Loaded Quinoa Poached Egg Breakfast Bowls!

{NEW} Loaded Quinoa Poached Egg Breakfast Bowls 🤤🤤🤤

Everyone is always asking for new breakfast ideas, as it seems that is one meal we all get in a rut and lean towards our “usual”.

These quinoa bowls are full of our FAVORITE breakfast foods (aka all the goodies) while being packed with an awesome balance of macronutrients and micronutrients! While we usually think of quinoa at other meals as a savory side dish – I think this complex carbohydrate is just the thing we require to give us that nice steady energy to start our day!

Quinoa is gluten-free, high in protein and one of the few plant foods that contain all nine essential amino acids.

It is also high in fiber, magnesium, B vitamins, iron, potassium, calcium, phosphorus, vitamin E and various beneficial antioxidants.

Yeah…ditch the breakfast cereal and try this one morning you’re feeling hungry for something…more substantial…makes 4 servings/bowls
Ingredients:

  • 4 large eggs
  • 1 tsp apple cider vinegar
  • 1 large ripe avocado
  • juice of half a lemon
  • 2 cups cooked quinoa
  • 1.5 cups cherry or grape tomatoes, halved
  • 1/3 cup crumbled cheese of choice, such as parmesan, cotija, or feta
  • 4 thin slices of nitrate free bacon, cooked and crumbled
  • 1 jalapeño, thinly sliced
  • 1/2 tsp chili flakes

Fill a pan with about 2 inches deep with water and bring it to a steady gentle simmer.

Add in the vinegar and once simmering use a wooden spoon to make a twirl into the water. Gently tip the egg into the water. Simmer for about 3-5 minutes, or until done to your liking.
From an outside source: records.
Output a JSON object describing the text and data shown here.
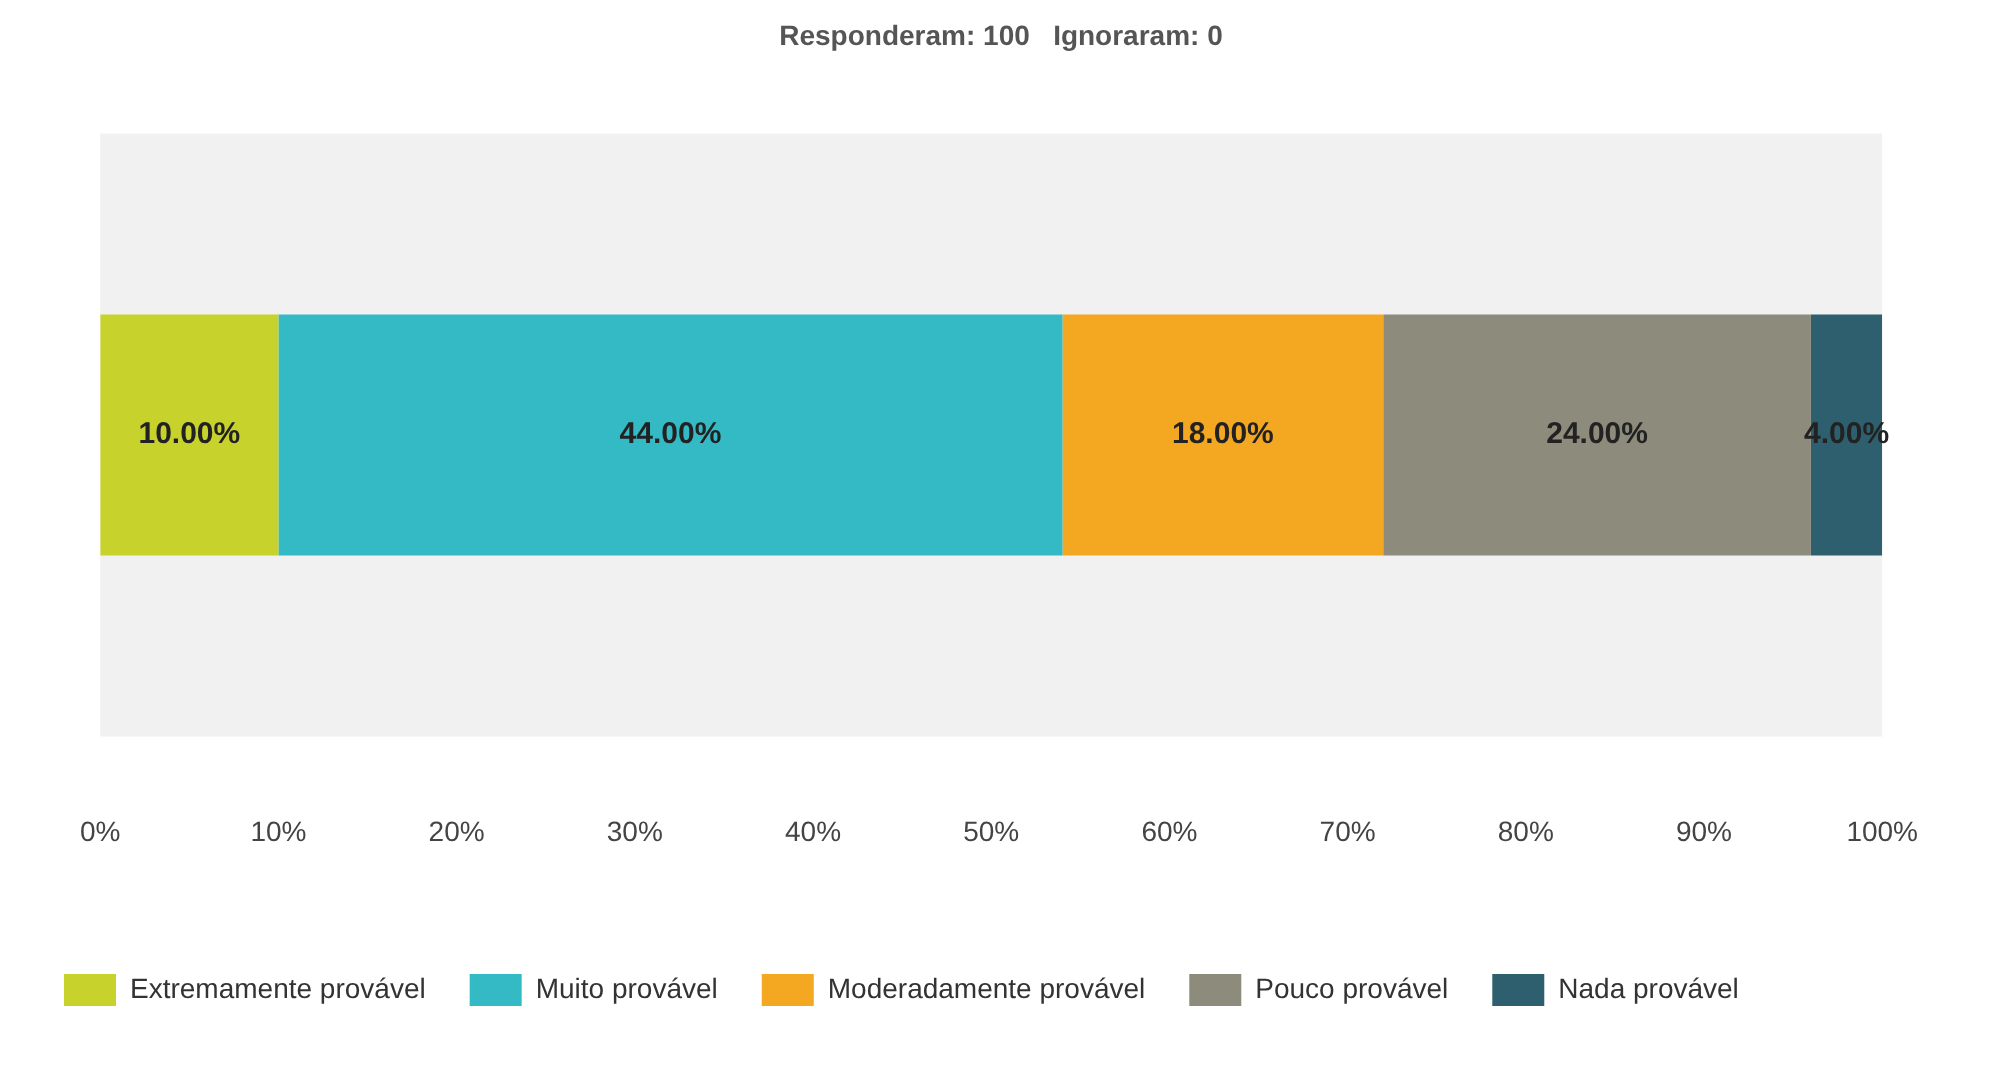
{
  "chart_data": {
    "type": "bar",
    "orientation": "horizontal",
    "stacked": true,
    "title": "Responderam: 100   Ignoraram: 0",
    "categories": [
      null
    ],
    "series": [
      {
        "name": "Extremamente provável",
        "color": "#c8d22c",
        "values": [
          10
        ],
        "value_labels": [
          "10.00%"
        ]
      },
      {
        "name": "Muito provável",
        "color": "#34bac5",
        "values": [
          44
        ],
        "value_labels": [
          "44.00%"
        ]
      },
      {
        "name": "Moderadamente provável",
        "color": "#f4a821",
        "values": [
          18
        ],
        "value_labels": [
          "18.00%"
        ]
      },
      {
        "name": "Pouco provável",
        "color": "#8c8b7c",
        "values": [
          24
        ],
        "value_labels": [
          "24.00%"
        ]
      },
      {
        "name": "Nada provável",
        "color": "#2e5f6e",
        "values": [
          4
        ],
        "value_labels": [
          "4.00%"
        ]
      }
    ],
    "xlim": [
      0,
      100
    ],
    "xticks": [
      {
        "value": 0,
        "label": "0%"
      },
      {
        "value": 10,
        "label": "10%"
      },
      {
        "value": 20,
        "label": "20%"
      },
      {
        "value": 30,
        "label": "30%"
      },
      {
        "value": 40,
        "label": "40%"
      },
      {
        "value": 50,
        "label": "50%"
      },
      {
        "value": 60,
        "label": "60%"
      },
      {
        "value": 70,
        "label": "70%"
      },
      {
        "value": 80,
        "label": "80%"
      },
      {
        "value": 90,
        "label": "90%"
      },
      {
        "value": 100,
        "label": "100%"
      }
    ],
    "grid": false,
    "legend": "bottom"
  }
}
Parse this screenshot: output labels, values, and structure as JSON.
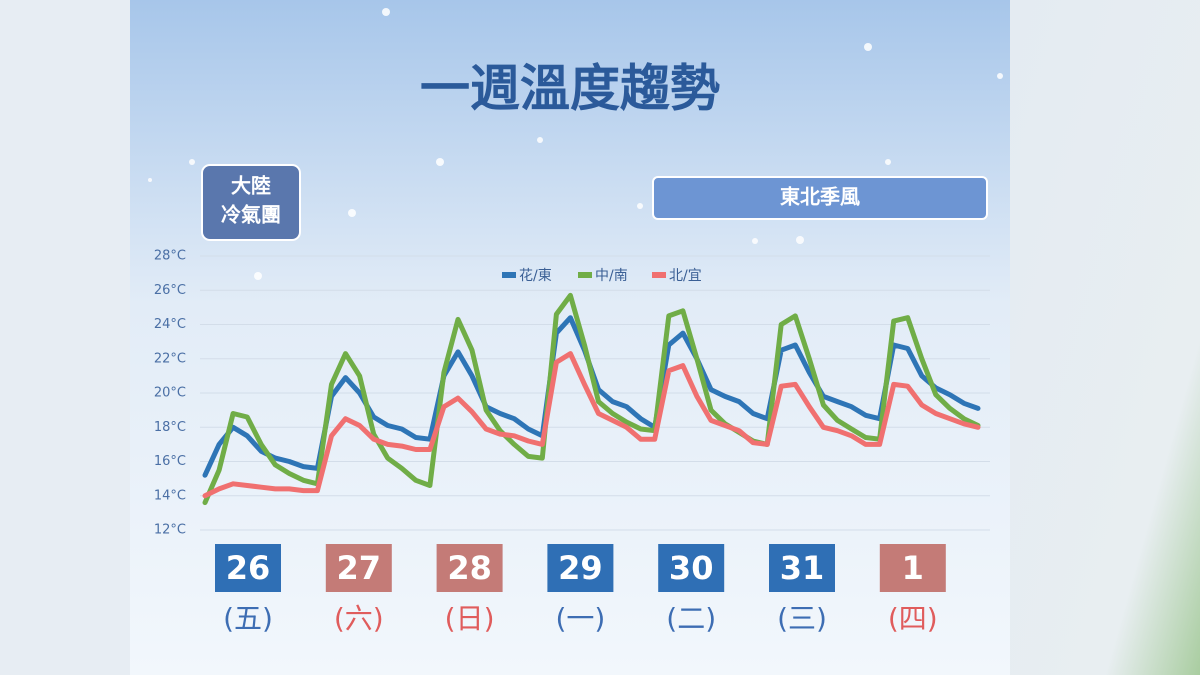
{
  "chart_data": {
    "type": "line",
    "title": "一週溫度趨勢",
    "annotations": {
      "left_box": [
        "大陸",
        "冷氣團"
      ],
      "right_box": "東北季風"
    },
    "ylim": [
      12,
      28
    ],
    "yticks": [
      {
        "value": 12,
        "label": "12°C"
      },
      {
        "value": 14,
        "label": "14°C"
      },
      {
        "value": 16,
        "label": "16°C"
      },
      {
        "value": 18,
        "label": "18°C"
      },
      {
        "value": 20,
        "label": "20°C"
      },
      {
        "value": 22,
        "label": "22°C"
      },
      {
        "value": 24,
        "label": "24°C"
      },
      {
        "value": 26,
        "label": "26°C"
      },
      {
        "value": 28,
        "label": "28°C"
      }
    ],
    "grid": true,
    "legend": "top",
    "days": [
      {
        "day": "26",
        "weekday": "(五)",
        "color": "#2f6fb5",
        "label_color": "#3d6db3"
      },
      {
        "day": "27",
        "weekday": "(六)",
        "color": "#c47b77",
        "label_color": "#e05c5c"
      },
      {
        "day": "28",
        "weekday": "(日)",
        "color": "#c47b77",
        "label_color": "#e05c5c"
      },
      {
        "day": "29",
        "weekday": "(一)",
        "color": "#2f6fb5",
        "label_color": "#3d6db3"
      },
      {
        "day": "30",
        "weekday": "(二)",
        "color": "#2f6fb5",
        "label_color": "#3d6db3"
      },
      {
        "day": "31",
        "weekday": "(三)",
        "color": "#2f6fb5",
        "label_color": "#3d6db3"
      },
      {
        "day": "1",
        "weekday": "(四)",
        "color": "#c47b77",
        "label_color": "#e05c5c"
      }
    ],
    "series": [
      {
        "name": "花/東",
        "color": "#2e75b6",
        "values": [
          15.2,
          17.0,
          18.0,
          17.5,
          16.6,
          16.2,
          16.0,
          15.7,
          15.6,
          19.8,
          20.9,
          20.0,
          18.6,
          18.1,
          17.9,
          17.4,
          17.3,
          21.0,
          22.4,
          21.0,
          19.2,
          18.8,
          18.5,
          17.9,
          17.5,
          23.5,
          24.4,
          22.5,
          20.2,
          19.5,
          19.2,
          18.5,
          18.0,
          22.8,
          23.5,
          22.0,
          20.2,
          19.8,
          19.5,
          18.8,
          18.5,
          22.5,
          22.8,
          21.2,
          19.8,
          19.5,
          19.2,
          18.7,
          18.5,
          22.8,
          22.6,
          21.0,
          20.3,
          19.9,
          19.4,
          19.1
        ]
      },
      {
        "name": "中/南",
        "color": "#70ad47",
        "values": [
          13.6,
          15.5,
          18.8,
          18.6,
          17.0,
          15.8,
          15.3,
          14.9,
          14.7,
          20.5,
          22.3,
          21.0,
          17.6,
          16.2,
          15.6,
          14.9,
          14.6,
          21.2,
          24.3,
          22.5,
          19.0,
          17.8,
          17.0,
          16.3,
          16.2,
          24.6,
          25.7,
          22.8,
          19.5,
          18.8,
          18.3,
          17.9,
          17.8,
          24.5,
          24.8,
          22.0,
          19.0,
          18.2,
          17.7,
          17.2,
          17.0,
          24.0,
          24.5,
          22.0,
          19.3,
          18.4,
          17.9,
          17.4,
          17.3,
          24.2,
          24.4,
          22.0,
          19.9,
          19.1,
          18.5,
          18.1
        ]
      },
      {
        "name": "北/宜",
        "color": "#f07070",
        "values": [
          14.0,
          14.4,
          14.7,
          14.6,
          14.5,
          14.4,
          14.4,
          14.3,
          14.3,
          17.5,
          18.5,
          18.1,
          17.3,
          17.0,
          16.9,
          16.7,
          16.7,
          19.2,
          19.7,
          18.9,
          17.9,
          17.6,
          17.5,
          17.2,
          17.0,
          21.8,
          22.3,
          20.5,
          18.8,
          18.4,
          18.0,
          17.3,
          17.3,
          21.3,
          21.6,
          19.8,
          18.4,
          18.1,
          17.8,
          17.1,
          17.0,
          20.4,
          20.5,
          19.2,
          18.0,
          17.8,
          17.5,
          17.0,
          17.0,
          20.5,
          20.4,
          19.3,
          18.8,
          18.5,
          18.2,
          18.0
        ]
      }
    ]
  }
}
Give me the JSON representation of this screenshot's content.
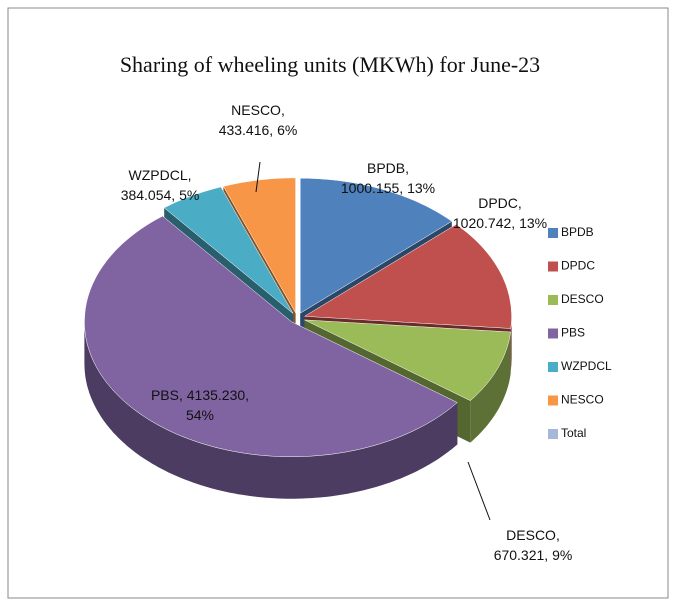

Lift the egg out with a slotted spoon and drain it on a paper towel.Meanwhile, mash the avocado with a fork and squeeze fresh lemon juice over to keep it green and fresh. Season with a pinch of sea salt and pepper. Divide the quinoa among 4 meal prep containers, then top each bowl with equal amounts of cherry tomatoes, mashed avocado, poached egg, crumbled cheese and crispy crumbled bacon.Garnish with jalapeño slices, fresh ground black pepper and chili flakes, then sprinkle with sea salt to taste.

 Enjoy immediately, OR; Seal and refrigerate for up to 3 days for food prep.

Enjoy!
❤Rachel

Loaded Quinoa Poached Egg Breakfast Bowls!

Ingredients

  • 4 large eggs
  • 1 tsp apple cider vinegar
  • 1 large ripe avocado
  • juice of half a lemon
  • 2 cups cooked quinoa
  • 1.5 cups cherry or grape tomatoes, halved
  • 1/3 cup crumbled cheese of choice, such as parmesan, cotija, or feta
  • 4 thin slices of nitrate free bacon, cooked and crumbled
  • 1 jalapeño, thinly sliced
  • 1/2 tsp chili flakes
  • sea salt and fresh ground black pepper

Instructions

  1. Fill a pan with about 2 inches deep with water and bring it to a steady gentle simmer.
  2. Add in the vinegar and once simmering use a wooden spoon to make a twirl into the water.
  3. Gently tip the egg into the water. Simmer for about 3-5 minutes, or until done to your liking.
  4. Lift the egg out with a slotted spoon and drain it on a paper towel.
  5. Meanwhile, mash the avocado with a fork and squeeze fresh lemon juice over to keep it green and fresh. Season with a pinch of sea salt and pepper.
  6. Divide the quinoa among 4 meal prep containers, then top each bowl with equal amounts of: cherry tomatoes, mashed avocado, poached egg, crumbled cheese and crispy crumbled bacon.
  7. Garnish with jalapeño slices, fresh ground black pepper and chili flakes, then sprinkle with sea salt to taste.
  8. Enjoy immediately, OR; seal and refrigerate for up to 3 days for food prep.